Whatever Hamilton said to his team at halftime of their last game at Florida International on Thursday was exactly what the they needed to hear.

FSU led by just four at the half, 38-34. FIU scored the first two points of the second half, but FSU scored the next 10. They ended up winning by 23, 89-66.

Junior guard Deividas Dulkys led FSU with a career-high 22 points. Dulkys made 5-of-9 shots from 3-point range.

"I was very pleased to see us respond that way," Hamilton said. "I was glad to see some of the guys step up. We still got things to work on, but I'll take a 23-point win on the road."

The FIU game marked FSU's fourth in seven days. The 'Noles are now in the midst of a five-day break before hosting Mercer (1-1), who fell at UTEP 87-74 in their last game, on Tuesday. Hamilton gave the team the day off before returning to practice on Saturday.

Hamilton has been using a rotation of 10 players, pressing more and asking his team to push the ball more in an effort to generate more fast-break opportunities. The result is an offense that is averaging 84.8 points a game, which ranks second in the league.

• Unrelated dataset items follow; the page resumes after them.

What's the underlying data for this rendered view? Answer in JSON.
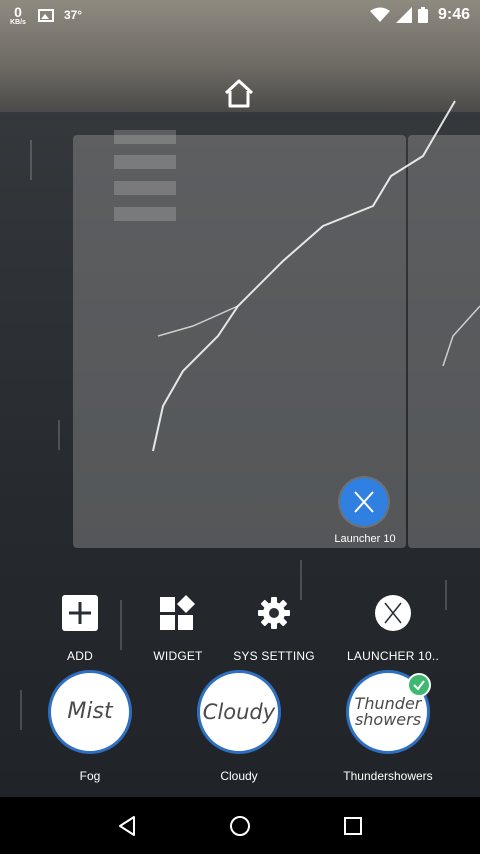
{
  "status_bar": {
    "net_speed": "0",
    "net_unit": "KB/s",
    "temperature": "37°",
    "time": "9:46",
    "icons": [
      "image-icon",
      "wifi-icon",
      "cell-signal-icon",
      "battery-icon"
    ]
  },
  "home": {
    "icon": "home-icon"
  },
  "preview": {
    "app_label": "Launcher 10",
    "app_icon": "launcher-x-icon",
    "accent": "#2f80e0"
  },
  "menu": [
    {
      "label": "ADD",
      "icon": "plus-icon"
    },
    {
      "label": "WIDGET",
      "icon": "widget-icon"
    },
    {
      "label": "SYS SETTING",
      "icon": "gear-icon"
    },
    {
      "label": "LAUNCHER 10..",
      "icon": "launcher-x-icon"
    }
  ],
  "weather": [
    {
      "text": "Mist",
      "label": "Fog",
      "selected": false
    },
    {
      "text": "Cloudy",
      "label": "Cloudy",
      "selected": false
    },
    {
      "text": "Thunder showers",
      "label": "Thundershowers",
      "selected": true
    }
  ],
  "colors": {
    "ring": "#2e6fc0",
    "check": "#3fb872"
  },
  "nav": {
    "back": "back-icon",
    "home": "home-circle-icon",
    "recents": "recents-icon"
  }
}
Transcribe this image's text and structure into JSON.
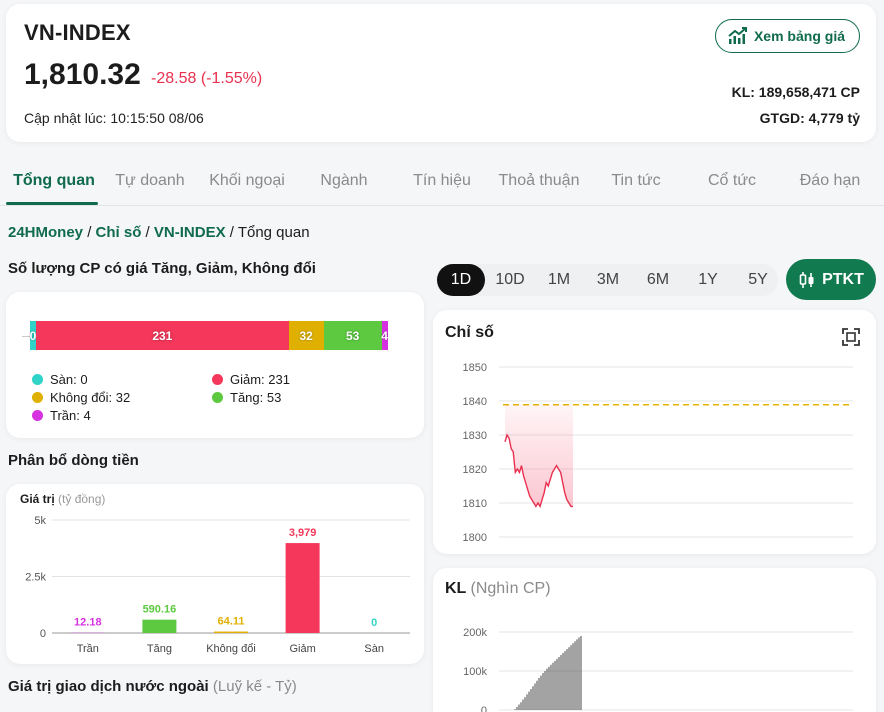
{
  "header": {
    "title": "VN-INDEX",
    "price": "1,810.32",
    "change": "-28.58 (-1.55%)",
    "updated": "Cập nhật lúc: 10:15:50 08/06",
    "board_button": "Xem bảng giá",
    "volume": "KL: 189,658,471 CP",
    "value": "GTGD: 4,779 tỷ"
  },
  "tabs": [
    "Tổng quan",
    "Tự doanh",
    "Khối ngoại",
    "Ngành",
    "Tín hiệu",
    "Thoả thuận",
    "Tin tức",
    "Cổ tức",
    "Đáo hạn"
  ],
  "breadcrumb": {
    "home": "24HMoney",
    "sep": " / ",
    "section": "Chỉ số",
    "index": "VN-INDEX",
    "current": "Tổng quan"
  },
  "count_section": {
    "title": "Số lượng CP có giá Tăng, Giảm, Không đổi",
    "segments": [
      {
        "label": "0",
        "value": 0,
        "color": "#2fd3c8"
      },
      {
        "label": "231",
        "value": 231,
        "color": "#f4375a"
      },
      {
        "label": "32",
        "value": 32,
        "color": "#e0b000"
      },
      {
        "label": "53",
        "value": 53,
        "color": "#5cc941"
      },
      {
        "label": "4",
        "value": 4,
        "color": "#d631e0"
      }
    ],
    "legend": [
      {
        "text": "Sàn: 0",
        "color": "#2fd3c8"
      },
      {
        "text": "Giảm: 231",
        "color": "#f4375a"
      },
      {
        "text": "Không đổi: 32",
        "color": "#e0b000"
      },
      {
        "text": "Tăng: 53",
        "color": "#5cc941"
      },
      {
        "text": "Trần: 4",
        "color": "#d631e0"
      }
    ]
  },
  "flow_section": {
    "title": "Phân bổ dòng tiền",
    "axis_title": "Giá trị",
    "axis_unit": "(tỷ đồng)"
  },
  "foreign_section": {
    "title": "Giá trị giao dịch nước ngoài",
    "sub": "(Luỹ kế - Tỷ)"
  },
  "periods": [
    "1D",
    "10D",
    "1M",
    "3M",
    "6M",
    "1Y",
    "5Y"
  ],
  "active_period": "1D",
  "ptkt_label": "PTKT",
  "index_chart_title": "Chỉ số",
  "vol_chart_title": "KL",
  "vol_chart_sub": "(Nghìn CP)",
  "chart_data": [
    {
      "type": "bar",
      "categories": [
        "Trần",
        "Tăng",
        "Không đổi",
        "Giảm",
        "Sàn"
      ],
      "values": [
        12.18,
        590.16,
        64.11,
        3979,
        0
      ],
      "value_labels": [
        "12.18",
        "590.16",
        "64.11",
        "3,979",
        "0"
      ],
      "colors": [
        "#d631e0",
        "#5cc941",
        "#e0b000",
        "#f4375a",
        "#2fd3c8"
      ],
      "ylim": [
        0,
        5000
      ],
      "yticks": [
        0,
        2500,
        5000
      ],
      "ytick_labels": [
        "0",
        "2.5k",
        "5k"
      ]
    },
    {
      "type": "line",
      "ylim": [
        1800,
        1850
      ],
      "yticks": [
        1800,
        1810,
        1820,
        1830,
        1840,
        1850
      ],
      "reference": 1838.9,
      "x": [
        0,
        1,
        2,
        3,
        4,
        5,
        6,
        7,
        8,
        9,
        10,
        11,
        12,
        13,
        14,
        15,
        16,
        17,
        18,
        19,
        20,
        21,
        22,
        23,
        24,
        25,
        26,
        27,
        28,
        29,
        30,
        31,
        32,
        33
      ],
      "y": [
        1828,
        1830,
        1829,
        1826,
        1825,
        1819,
        1820,
        1819,
        1821,
        1818,
        1816,
        1814,
        1812,
        1811,
        1810,
        1809,
        1810,
        1809,
        1811,
        1813,
        1816,
        1815,
        1817,
        1819,
        1820,
        1821,
        1820,
        1819,
        1816,
        1813,
        1811,
        1810,
        1809,
        1809
      ],
      "x_total": 34
    },
    {
      "type": "bar",
      "ylim": [
        0,
        200000
      ],
      "yticks": [
        0,
        100000,
        200000
      ],
      "ytick_labels": [
        "0",
        "100k",
        "200k"
      ],
      "values": [
        2000,
        8000,
        14000,
        20000,
        27000,
        33000,
        40000,
        47000,
        54000,
        61000,
        68000,
        75000,
        82000,
        88000,
        95000,
        100000,
        106000,
        111000,
        116000,
        121000,
        126000,
        131000,
        136000,
        141000,
        146000,
        151000,
        156000,
        161000,
        166000,
        171000,
        176000,
        181000,
        186000,
        189658
      ]
    }
  ]
}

"We still have a long way to go," Hamilton said. "I don't think we took advantage of our size and got the ball inside to the paint. Our post guys need to do a better job posting up and our perimeter guys need to do a better job getting the ball inside."

So far, FSU's defense hasn't been impacted much by the loss of the ACC's leading shot blocker, Solomon Alabi. The Seminoles are giving up 61.8 points a game and holding opponents to a league-low 35.1 percent from the floor. But, Hamilton is far from satisfied with his team's play on that side of the floor.

"Our post defense isn't very good right now," Hamilton said. "The young guys have got to learn to rotate better defensively too."

Newcomers produce off the bench right away

Florida State's most productive big man has come off the bench. Junior college transfer Bernard James has been the team's most pleasant surprise so far, averaging 8.8 points and 7.0 rebounds and 3.0 blocks (ranks third in ACC) in just 19 minutes a game. James is also shooting 71 percent from the floor.

All those numbers have made up for a slow start from starting center Xavier Gibson and the absence of junior college transfer, 7-footer, Jon Kreft, who has yet to play for unspecified reasons.

The 6-11 Gibson, who Hamilton said had the potential to lead the team in scoring, is shooting just 41 percent from the floor and averaging 6.0 ppg. Foul trouble has been his biggest issue. He fouled out in 13 minutes in the season opener and has had three fouls in each of the other three contests.

Freshman forward Okaro White, who got the least hype of the team's four newcomers, has also been an instant contributor. White scored 16 points off the bench against UNC-Greensboro and is averaging 8.3 points in 15 minutes a game.

Freshman guard Ian Miller, perhaps the most hyped of the newcomers, got off to a slow start, making just four of his first 16 shots. But, Miller played his best game yet at FIU, scoring nine points in 12 minutes.

"They all just bought in, they've all just bought into the system," said Singleton of the newcomers' impact. "That's something we look forward to when we play the big teams, ACC teams and go to the ACC Tournament."

Notables

  • Dulkys has made 50 percent (12 of 24 ) of his 3-point attempts.

  • Big man Terrance Shannon saw his first action against FIU after missing the first three games due to a sprained ankle. Shannon scored four points in five minutes of action.